Massive ear ossicles are seen in large mammals that acquire acoustic information through bone-conducted vibration at the expense of auditory acuity at higher frequencies (Reuter et al., 1998). For example, true seals have ossicles weighing from 160 to 320 mg, while the horse's ossicles weigh 74 mg, less than half that of the smaller seals. Elephants have massive ossicles with total weight in the Indian elephant of approximately 650 mg (Reuter et al., 1998). Modem-day golden moles (family Chrysochloridae) have specialized structures for hearing low-frequency sounds emitted by their prey, including a complex hyoid apparatus in contact with their tympanic bulla, and many have massive ear ossicles (Mayer et al., 1995).

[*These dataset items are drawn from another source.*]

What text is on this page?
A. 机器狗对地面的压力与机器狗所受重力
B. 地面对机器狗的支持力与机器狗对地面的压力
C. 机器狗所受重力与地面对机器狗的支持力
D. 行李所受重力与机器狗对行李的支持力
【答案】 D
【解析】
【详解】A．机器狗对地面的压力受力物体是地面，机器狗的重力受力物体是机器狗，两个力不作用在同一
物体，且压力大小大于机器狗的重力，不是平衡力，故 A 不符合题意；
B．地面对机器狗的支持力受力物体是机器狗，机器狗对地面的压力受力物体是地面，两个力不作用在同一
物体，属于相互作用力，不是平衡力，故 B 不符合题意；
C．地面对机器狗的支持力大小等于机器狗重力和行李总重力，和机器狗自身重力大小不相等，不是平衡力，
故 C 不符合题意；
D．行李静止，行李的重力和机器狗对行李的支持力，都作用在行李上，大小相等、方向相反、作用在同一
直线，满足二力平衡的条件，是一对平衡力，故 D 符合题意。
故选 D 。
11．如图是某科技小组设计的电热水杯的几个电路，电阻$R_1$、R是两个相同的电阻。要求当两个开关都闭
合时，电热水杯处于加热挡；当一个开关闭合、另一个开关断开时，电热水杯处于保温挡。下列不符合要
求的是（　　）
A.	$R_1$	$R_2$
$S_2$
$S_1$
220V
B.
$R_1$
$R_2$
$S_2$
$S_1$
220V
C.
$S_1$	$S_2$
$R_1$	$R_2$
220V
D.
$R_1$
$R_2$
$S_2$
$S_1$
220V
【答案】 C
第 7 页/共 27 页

Frogs that are exceptionally sensitive to seismic stimuli appear to use the saccule of the ear to detect these vibrations (Narins and Lewis, 1985), and sandfish lizards that use vibration to locate prey also have a very large saccule (Hetherington, 1989).

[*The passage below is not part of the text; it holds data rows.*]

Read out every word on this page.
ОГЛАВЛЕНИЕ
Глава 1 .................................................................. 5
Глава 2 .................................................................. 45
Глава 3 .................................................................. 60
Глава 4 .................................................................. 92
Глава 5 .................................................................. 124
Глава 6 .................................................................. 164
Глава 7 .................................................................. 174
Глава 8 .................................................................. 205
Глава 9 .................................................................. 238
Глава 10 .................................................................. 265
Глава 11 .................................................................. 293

Processing of vibrational signals by animats does not require a traditional hearing pathway. Somato-sensory mechanisms are also well known (Kalmring, 1985): mechanoreceptors in sensillar hairs (Zachariassen, 1977; Kristensen and Zachariassen, 1980) and subgenual organs (Rupprecht, 1968; Bell, 1980a; Hutchings and Lewis, 1983; Kalmring et al., 1997) of insects, basitarsal compound-slit sensilla of scorpions (Brownell and Farley, 1979a, b), and tricobothria and metatarsal lyriform organs of spiders (Barth, 1982). Snakes have simple nerve endings for vibration perception (Proske, 1969) and Herbst corpuscles in birds (Dorward and McIntyre, 1971) and Pacinian corpuscles in Eutherian mammals (Hunt, 1961; Caine and Pallis, 1966) allow for perception of vibrations. Gregory et al. (1986) found similar lamellated corpuscles in the legs of macropod marsupials, which suggests that these animals can detect ground-to-bone vibration produced by approaching predators. The blind subterranean mole rat, Spalax ehrenbergi, processes sensory information from vibrations produced by its head-banging neighbors through a somatosensory channel that is independent of the auditory mechanism (Nevo, 1990; Nevo et al., 1991; Klauer et al., 1997). Yet, they also lay their jaws against their burrow walls in a behavior that appears to enhance bony conduction of vibrations to their inner ears (Rado et al., 1989, 1998). Whether or not both systems operate simultaneously is still under discussion (Rado et al., 1998).